X_jax = jnp.asarray(X)
scan_block(X_jax, variants)
Keep the host-to-device transfer cost in mind. genoio reads data on the CPU;
JAX kernels run fastest when each block is large enough to amortize that transfer.
Can I use genoio output with PyTorch?¤
Yes. Dense reads return NumPy arrays, and torch.from_numpy converts compatible
CPU arrays without copying.
import torch
for X, variants in ds.iter_blocks(
size=4096,
variants=genoio.maf(max=0.05) & genoio.snp() & genoio.biallelic(),
return_variants=True,
):
# from_numpy shares CPU memory with X. Clone if downstream code mutates it.
X_tensor = torch.from_numpy(X).to(device)
scan_block(X_tensor, variants)
If you move tensors to a GPU, PyTorch will copy the data to that device. For large scans, convert and transfer one block at a time.
What about sparse matrices?¤
Sparse reads return SciPy sparse matrices. That is useful for methods that already accept SciPy inputs. JAX and PyTorch have their own sparse APIs, so convert deliberately if your model expects those representations.

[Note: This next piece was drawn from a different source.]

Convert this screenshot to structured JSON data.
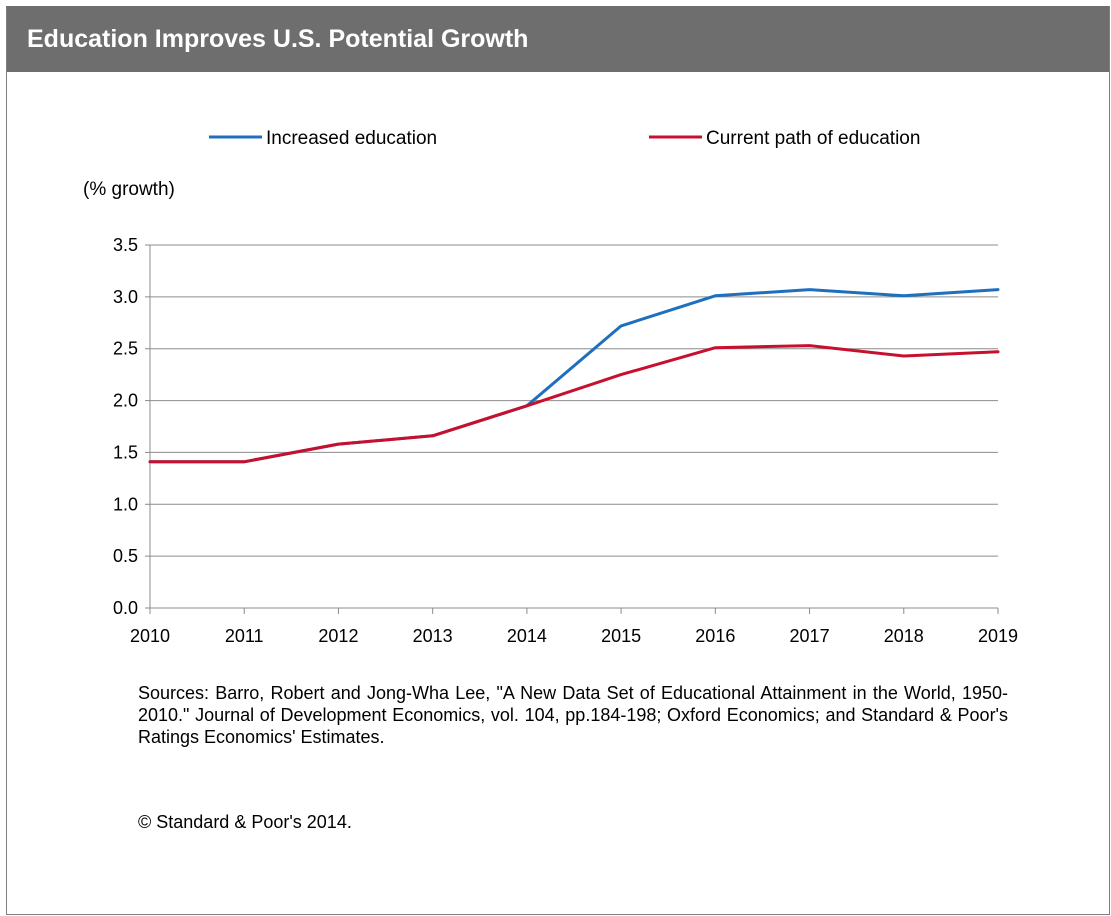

For many association scans, dense blocks are simpler. They also keep the same shape across formats and make it easier to call NumPy, JAX, PyTorch, or compiled association kernels.
Why does genoio use filter objects instead of Python callbacks?¤
Filter objects describe the selection before records are read. Python builds an
expression such as
genoio.region("22:20000000-21000000") and
genoio.maf(max=0.05); Rust evaluates that
expression while reading the file.
That matters for region reads. A concrete region filter can be pushed into
indexed VCF/BCF and BGEN reads, so genoio can jump to the requested genomic
interval instead of scanning the full file.
When should I use read, iter_blocks, or iter_regions?¤
Use read(...) when the requested matrix
fits in memory and you want one array.
Use iter_blocks(...) for
GWAS-style scans. It returns fixed-width chunks of retained variants, which is a
good fit for algorithms that apply the same test to many independent variant
columns.
Use iter_regions(...) for cis
scans or other local analyses. It takes a sequence of region filters and returns
one matrix per requested interval.
Are samples reordered?¤
No. Retained samples stay in source order. Use
ds.samples() or
read(return_samples=True) to align
phenotype and covariate tables before a scan.
Are variants reordered?¤
No. Variants are returned in source order after filtering. For region iteration, each result contains the variants retained inside that region.
Which haplotype representations are supported?¤
VCF/BCF haplotype reads use phased hardcall GT records. PLINK2 haplotype
reads support explicit phased hardcalls with dosage="hardcall" and explicit
phased full dosages with dosage="dosage". BGEN haplotype reads support BGEN
v1.2+ Layout 2 phased biallelic diploid probabilities with kind="haplo",
dosage="dosage", returned as expected A1 dosage per haplotype row.
genoio does not convert probabilities into hardcalls. Sparse PLINK2 dosage
haplotypes and sparse BGEN haplotypes are not supported, while PLINK2 explicit
phased hardcall haplotypes can be read sparsely when retained calls are
non-missing. If an unsupported record is retained, the read fails;
metadata-only filters can skip unsupported records before decode.
Universal Standard¤
Is this a new universal standard? No. Shh.